Zetho mantém-se sem sorte nenhuma em relação aos habituais subsídios de inserção cativados sempre pelos mesmos e para os mesmos, sendo que alguns chegam a tirar licença da academia para usufruir de bolsas de criação, faltando-lhes depois aquele talento que vem de se não viver no beija-mão, esses que versejam com vista a produzir um efeito, um prestígio que influa positivamente nas hierarquias do poder e do dinheiro. Ao contrário desses, Zetho virou-se sempre para a poesia acabando por reconhecer como esta foi e é “a mais constante, irreverente, implacável e generosa de todas as Amantes que alguma vez me foi dado ter”. E não há dúvida de que o enlevo amoroso viu recortados na sua obra versos dos mais encantados que se têm lido entre nós, quase sempre de poetas que vivem daquela juventude expandida para lá do limite de idade. Eis um exemplo: “Uma fábula envolve o aroma do seu corpo/ – e o seu corpo deambula no encanto dos excessos,/ festa itinerante sobre um palco imóvel.” E mais outro entre os tantos que se podem colher nas páginas da antologia: “O corpo/ deitado e nu/ da bem-amada// inunda a Terra/ de leveza/ – e dança.”
A infância alarga-se como o espanto nesta obra, e repare-se no fulgor destas transmudações: “Os barris de vinho/ cortados ao meio// – selhas// onde crescem/ as açucenas”. Colega dos tempos de escola de autores como Manoel de Barros ou Gary Snyder, miúdos desses que “crescem a encantar os horizontes”, que assumem as alturas maiores das árvores e as mais atentas, de formigas, metendo-se pelas intimidades da Terra “enlouquecidos e roucos” a tomar o pulso e apreender a telúrica composição em que tudo se enche de bichos chamados de ouvido à doçura e a esse pavor harmonioso dos frutos que tremem com esse “passo de pássaro” que articula por dentro estes versos, escolares pela muita disciplina que há neles, pelo assombro mudo e imundo da vida quando tomada por essa relação própria da música: “Lembra-me uma coisa/ muito antiga, onde ninguém toca,/ com receio de quebrar o encanto do ar.”

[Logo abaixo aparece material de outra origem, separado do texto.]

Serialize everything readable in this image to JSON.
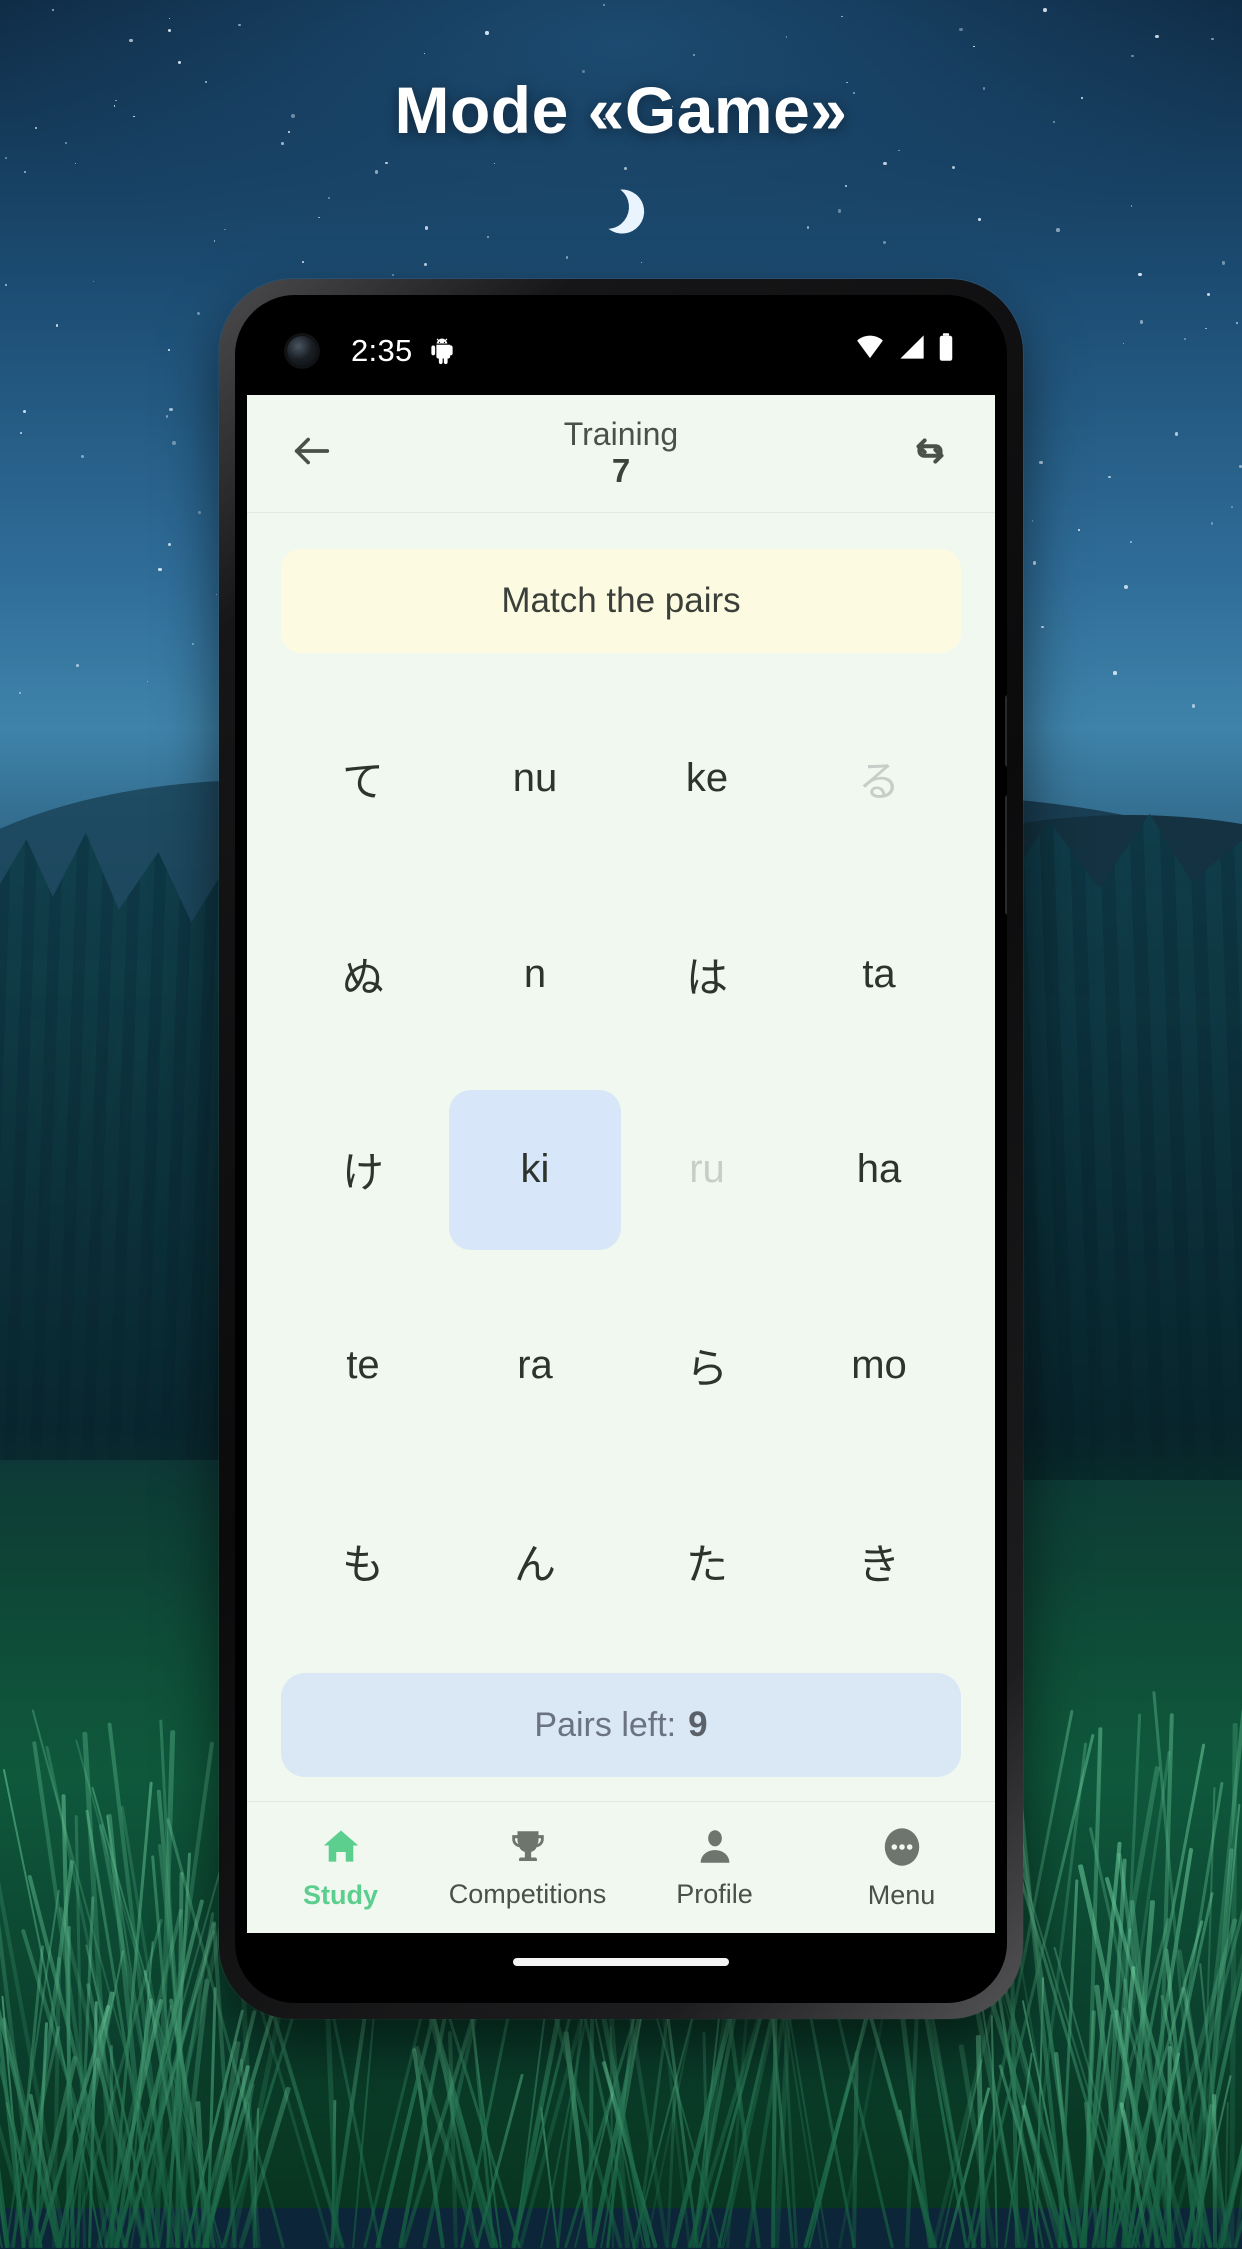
{
  "poster": {
    "title": "Mode «Game»"
  },
  "status_bar": {
    "time": "2:35",
    "icons": [
      "android-bug-icon",
      "wifi-icon",
      "cellular-signal-icon",
      "battery-icon"
    ]
  },
  "app_bar": {
    "back_icon": "back-arrow-icon",
    "title": "Training",
    "subtitle": "7",
    "refresh_icon": "refresh-icon"
  },
  "banner": {
    "text": "Match the pairs"
  },
  "board": {
    "rows": [
      [
        {
          "label": "て",
          "kind": "kana",
          "state": "normal"
        },
        {
          "label": "nu",
          "kind": "romaji",
          "state": "normal"
        },
        {
          "label": "ke",
          "kind": "romaji",
          "state": "normal"
        },
        {
          "label": "る",
          "kind": "kana",
          "state": "matched"
        }
      ],
      [
        {
          "label": "ぬ",
          "kind": "kana",
          "state": "normal"
        },
        {
          "label": "n",
          "kind": "romaji",
          "state": "normal"
        },
        {
          "label": "は",
          "kind": "kana",
          "state": "normal"
        },
        {
          "label": "ta",
          "kind": "romaji",
          "state": "normal"
        }
      ],
      [
        {
          "label": "け",
          "kind": "kana",
          "state": "normal"
        },
        {
          "label": "ki",
          "kind": "romaji",
          "state": "selected"
        },
        {
          "label": "ru",
          "kind": "romaji",
          "state": "matched"
        },
        {
          "label": "ha",
          "kind": "romaji",
          "state": "normal"
        }
      ],
      [
        {
          "label": "te",
          "kind": "romaji",
          "state": "normal"
        },
        {
          "label": "ra",
          "kind": "romaji",
          "state": "normal"
        },
        {
          "label": "ら",
          "kind": "kana",
          "state": "normal"
        },
        {
          "label": "mo",
          "kind": "romaji",
          "state": "normal"
        }
      ],
      [
        {
          "label": "も",
          "kind": "kana",
          "state": "normal"
        },
        {
          "label": "ん",
          "kind": "kana",
          "state": "normal"
        },
        {
          "label": "た",
          "kind": "kana",
          "state": "normal"
        },
        {
          "label": "き",
          "kind": "kana",
          "state": "normal"
        }
      ]
    ]
  },
  "pairs_left": {
    "label": "Pairs left:",
    "count": "9"
  },
  "bottom_nav": {
    "items": [
      {
        "label": "Study",
        "icon": "home-icon",
        "active": true
      },
      {
        "label": "Competitions",
        "icon": "trophy-icon",
        "active": false
      },
      {
        "label": "Profile",
        "icon": "person-icon",
        "active": false
      },
      {
        "label": "Menu",
        "icon": "more-dots-icon",
        "active": false
      }
    ]
  },
  "colors": {
    "app_background": "#f1f8ef",
    "banner": "#fcfbe1",
    "selected_tile": "#d7e6f8",
    "pairs_pill": "#d9e8f4",
    "accent_green": "#5ccf8f",
    "muted_text": "#c9cdc9"
  }
}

M.S. Lourenço diz-nos que o homem da Idade Moderna está alienado da essência do mundo e da sua própria por ter perdido a consciência de ter sido vítima de um segundo pecado original, o qual consistiu na desvalorização do mundo do ouvido. “Mas sucede que a percepção visual é menos rigorosa e menos fiável do que a percepção auditiva, e que o ouvido é o órgão de percepção mais rigoroso: e assim a consciência (mesmo parcial) desta catástrofe cria o desejo do regresso ao que Walter Pater chama ‘condição de Música’.”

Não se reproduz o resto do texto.